El chico se sintió contento. Recogió todas las manzanas, las vendió y el árbol volvió a sentirse feliz. Pero el chico, una vez que tuvo el dinero, no regresó y el árbol volvió a estar triste.
Después de un tiempo, el chico volvió y el árbol se sintió contento. Le preguntó:
—¿Vienes a jugar conmigo?
—No tengo tiempo para jugar. Necesito trabajar para mi familia. Necesito una casa para compartirla con mi esposa e hijos. ¿Puedes ayudarme?
—Lo siento, pero no tengo una casa, pero puedes cortar mis ramas y hacerte una.

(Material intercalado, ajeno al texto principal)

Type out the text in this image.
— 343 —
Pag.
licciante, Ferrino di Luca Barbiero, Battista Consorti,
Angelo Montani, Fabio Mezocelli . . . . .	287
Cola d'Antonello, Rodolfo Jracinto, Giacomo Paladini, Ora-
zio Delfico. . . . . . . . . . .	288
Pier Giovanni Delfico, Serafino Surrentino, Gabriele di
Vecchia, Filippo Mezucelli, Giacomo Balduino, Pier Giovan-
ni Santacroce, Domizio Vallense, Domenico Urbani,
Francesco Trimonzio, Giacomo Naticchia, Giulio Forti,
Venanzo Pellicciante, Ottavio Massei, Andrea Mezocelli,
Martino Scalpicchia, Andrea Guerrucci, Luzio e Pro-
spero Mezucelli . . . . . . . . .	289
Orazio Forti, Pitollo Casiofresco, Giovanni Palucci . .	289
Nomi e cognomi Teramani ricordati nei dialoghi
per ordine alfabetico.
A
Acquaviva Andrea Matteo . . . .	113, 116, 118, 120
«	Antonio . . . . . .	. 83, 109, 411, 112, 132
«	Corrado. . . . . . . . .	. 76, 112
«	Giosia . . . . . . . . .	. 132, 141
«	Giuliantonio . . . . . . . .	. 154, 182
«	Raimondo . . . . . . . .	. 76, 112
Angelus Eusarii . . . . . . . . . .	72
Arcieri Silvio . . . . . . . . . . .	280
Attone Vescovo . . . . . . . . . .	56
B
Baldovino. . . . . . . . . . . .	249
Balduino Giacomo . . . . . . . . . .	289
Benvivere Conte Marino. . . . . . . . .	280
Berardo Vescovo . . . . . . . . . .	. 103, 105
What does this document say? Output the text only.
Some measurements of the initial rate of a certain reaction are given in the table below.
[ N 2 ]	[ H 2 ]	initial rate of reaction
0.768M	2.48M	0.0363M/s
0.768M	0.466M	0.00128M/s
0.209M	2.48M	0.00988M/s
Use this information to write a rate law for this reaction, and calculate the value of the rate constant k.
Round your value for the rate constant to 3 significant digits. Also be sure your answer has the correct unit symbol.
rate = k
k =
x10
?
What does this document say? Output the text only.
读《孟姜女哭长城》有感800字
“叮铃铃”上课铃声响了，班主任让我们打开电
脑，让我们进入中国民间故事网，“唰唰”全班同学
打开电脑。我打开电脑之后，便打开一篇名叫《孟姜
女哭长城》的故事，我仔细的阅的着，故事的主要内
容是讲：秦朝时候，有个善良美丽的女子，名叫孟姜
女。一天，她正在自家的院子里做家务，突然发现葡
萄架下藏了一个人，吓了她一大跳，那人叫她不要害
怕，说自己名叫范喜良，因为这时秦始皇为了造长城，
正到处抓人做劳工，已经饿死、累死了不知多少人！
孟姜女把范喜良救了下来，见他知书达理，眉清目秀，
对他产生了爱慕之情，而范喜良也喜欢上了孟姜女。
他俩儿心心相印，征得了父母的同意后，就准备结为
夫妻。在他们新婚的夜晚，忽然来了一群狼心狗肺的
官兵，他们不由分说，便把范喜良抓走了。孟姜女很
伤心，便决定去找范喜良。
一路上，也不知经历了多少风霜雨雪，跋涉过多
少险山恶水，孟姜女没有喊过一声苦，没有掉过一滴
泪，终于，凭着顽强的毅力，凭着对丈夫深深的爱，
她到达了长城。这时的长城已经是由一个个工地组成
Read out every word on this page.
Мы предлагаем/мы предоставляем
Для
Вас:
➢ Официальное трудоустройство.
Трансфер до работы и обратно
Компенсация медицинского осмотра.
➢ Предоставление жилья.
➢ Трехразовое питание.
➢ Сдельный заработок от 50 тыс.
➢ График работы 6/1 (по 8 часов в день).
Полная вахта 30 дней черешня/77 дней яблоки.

El joven cortó todas las ramas y eso volvió a hacer feliz al árbol. El joven no volvió y el árbol se entristeció y quedó solo.
Después de muchos años, el hombre regresó hecho un anciano y el árbol le dijo:
—Lo siento, pero ya no tengo nada para darte, ni siquiera las manzanas.
El hombre le respondió: —No tengo dientes para morderlas ni fuerzas para subir... Ahora soy viejo.
El árbol, muy triste, le dijo:
—Realmente, no puedo darte nada... Lo único que me queda son mis raíces muertas.
Y el hombre respondió:
—Ahora, lo único que necesito es un lugar para descansar. Estoy muy cansado después de tantos años...
—Bueno, las viejas raíces de un árbol son el mejor lugar para apoyarse y descansar. Ven, siéntate conmigo y descansa.
Y el hombre se sentó bajo el árbol y este, feliz y contento, sonrió lleno de emoción.